Leon swallowed. His résumé emphasized his grades, not his final projects. He didn’t speak of them at all.
“So we thought, well, here’s something different, it’s possible he may have a house to go with our doorknob. But we knew what would happen if you were left to your own devices at a place like Ate: they’d bend you and shape you and make you over or ruin you. We do it ourselves, all too often. Bring in a promising young thing, subject him to the dreaded Buhle
Culture, a culture he’s totally unsuited to, and he either runs screaming or . . .
fits in
. It’s worse when the latter happens. So we made sure that you had a good fairy perched on your right shoulder to counterbalance the devil on your left shoulder.” She stopped, made a face, mock slapped herself upside the head. “Talking in euphemism again. Bad habit. You see what I mean.”
“And you let me get pushed aside . . .”
She looked solemn. “We figured you wouldn’t last long as a button-polisher. Figured you’d want out.”
“And that you’d be able to hire me.”
“Oh, we could have hired you any time. We could have bought Ate. Ate would have given you to us—remember all that business about making Brautigan into a pair of boots? It applies all around.”
“So you wanted me to. . . what? Walk in the wilderness first?”
“Now you’re talking in euphemisms. It’s catching! Let’s walk.”
They gave him a bunny suit to wear into the heart of Buhle. First he passed through a pair of double-doors, faintly positively pressurized, sterile air that ruffled his hair on the way in. The building was low-slung, nondescript brown brick, no windows. It could have been a water sterilization plant or a dry goods warehouse. The inside was good tile, warm colors with lots of reds and browns down low, making the walls look like they were the inside of a kiln. The building’s interior was hushed, and a pair of alert-looking plainclothes security men watched them very closely as they changed into the bunny suits, loose micropore coveralls with plastic visors. Each one had a small, self-contained air-circ system powered by a wrist cannister, and when a security man helpfully twisted the valve open, Leon noted that there were clever jets that managed to defog the visor without drying out his eyeballs.
“That be enough for you, Ria?” the taller of the two security men said. He was dressed like a college kid who’d been invited to his girlfriend’s place for dinner: smart slacks a little frayed at the cuffs, a short-sleeved, pressed cotton shirt that showed the bulge of his substantial chest and biceps and neck.

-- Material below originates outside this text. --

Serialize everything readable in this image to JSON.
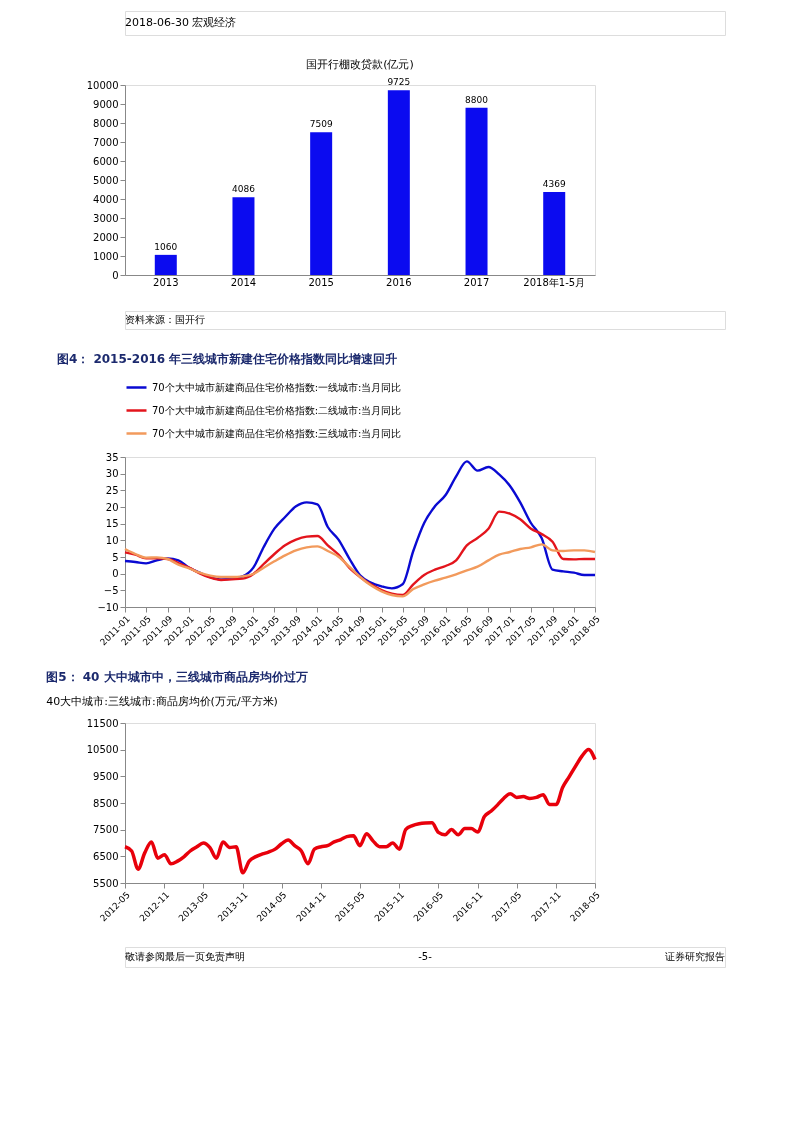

She looked at her cannister, holding it up to the visor. “Thirty minutes is fine,” she said. “I doubt he’ll have any more time than that for us!” Turning to Leon, she said, “I think that the whole air supply thing is way overblown. But it does keep meetings from going long.”
“Where does the exhaust go?” Leon said, twisting in his suit. “I mean, surely the point is to keep my cooties away from,” he swallowed,
“Buhle.”
It was the first time he’d really used the word to describe a person, rather than a
concept
, and he was filled with the knowledge that the person it described was somewhere very close.
“Here,” she said, and pointed to a small bubble growing out of the back of her neck. “You swell up, one little bladder at a time, until you look like the Michelin man. Some joke.” She made a face. “You can get a permanent suit if you come here often. Much less awkward. But Buhle likes it awkward.”
She led him down a corridor with still more people, these ones in bunny suits or more permanent-looking suits that were formfitting and iridescent and flattering.